Apparently, our current street sign design conundrum began in 1997, when the San Luis Obispo City Council received a letter from a visitor. Although this visitor stated he enjoyed his time in San Luis Obispo, he was frustrated by the lack of proper street signage. Thus, the city council sprang into action, establishing a subcommittee to create new design standards on March 2, 1999. When the subcommittee gave its recommendations on April 18, 2000, it was nearly unanimous – until it came to the font.

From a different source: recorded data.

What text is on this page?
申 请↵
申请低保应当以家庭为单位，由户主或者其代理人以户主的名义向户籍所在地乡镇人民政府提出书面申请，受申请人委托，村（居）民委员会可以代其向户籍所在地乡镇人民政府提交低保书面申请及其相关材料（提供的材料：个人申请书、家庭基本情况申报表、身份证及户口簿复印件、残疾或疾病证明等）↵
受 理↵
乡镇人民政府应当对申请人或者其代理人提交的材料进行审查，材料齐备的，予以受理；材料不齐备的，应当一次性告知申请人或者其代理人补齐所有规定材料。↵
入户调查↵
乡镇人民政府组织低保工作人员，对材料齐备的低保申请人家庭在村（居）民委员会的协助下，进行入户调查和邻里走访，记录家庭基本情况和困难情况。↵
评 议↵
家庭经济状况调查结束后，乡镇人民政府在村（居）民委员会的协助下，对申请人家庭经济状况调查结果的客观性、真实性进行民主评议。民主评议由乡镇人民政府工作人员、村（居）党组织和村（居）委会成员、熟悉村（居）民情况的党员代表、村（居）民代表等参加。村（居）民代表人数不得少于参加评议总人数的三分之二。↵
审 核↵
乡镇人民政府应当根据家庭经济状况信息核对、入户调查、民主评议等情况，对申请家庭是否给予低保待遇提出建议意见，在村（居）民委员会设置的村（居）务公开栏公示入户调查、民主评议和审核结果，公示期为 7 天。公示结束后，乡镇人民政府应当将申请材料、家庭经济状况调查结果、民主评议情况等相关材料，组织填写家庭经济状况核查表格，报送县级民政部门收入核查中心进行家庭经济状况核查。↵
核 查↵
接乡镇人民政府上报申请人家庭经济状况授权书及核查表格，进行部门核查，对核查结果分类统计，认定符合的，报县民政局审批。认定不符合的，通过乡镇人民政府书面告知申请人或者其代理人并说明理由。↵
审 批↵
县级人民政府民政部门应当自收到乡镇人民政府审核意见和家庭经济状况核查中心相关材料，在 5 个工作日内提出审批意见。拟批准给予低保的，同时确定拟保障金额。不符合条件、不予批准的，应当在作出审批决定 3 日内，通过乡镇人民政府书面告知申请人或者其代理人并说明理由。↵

Prior to the subcommittee’s recommendations, city street name signs used a sans-serif font called Series E, which is extremely similar to Arial. In certain parts of San Luis Obispo you can still see remnant signs from this period, such as at the intersection of Craig Way and Patricia Drive, which feature a brown background paired with a white, Series E font. Ultimately, the subcommittee was split between sticking with the Series E font or adopting Libra – the Gaelic typeface that was, prior to the design standards, primarily used as the letterhead font for the city. The idea for adopting Libra was championed as maintaining the consistency of the city’s brand. On July 17, 2001, after slightly reducing the height standard for the street signs, the project was opened to bids.

So that answers the when and why. This begs another question: “is the current design of the street signs achieving the design standards’ goals?” If the goal was to make consistent the city’s brand identity, then I’d say the design standards are successful. If, on the other hand, the goal was to design an easily legible sign, then the standards are an abject failure. Gaelic fonts are hardly readable when they’re printed on the cover of the Lord of the Rings, let alone when they’re speeding towards you on a brown signboard at night.

For me, the reason the font is so illegible is its varying letter cases. This is only compounded by the lacking visibility of brown street signs at night, against buildings and even against landscapes.

Although they are certainly unique to San Luis Obispo, our ill-designed signs should not be something for which we as a city are known. Any charm they have is outweighed by the burden they place on pedestrians and drivers.

San Luis Obispo has left me waiting for a sign – a legible one.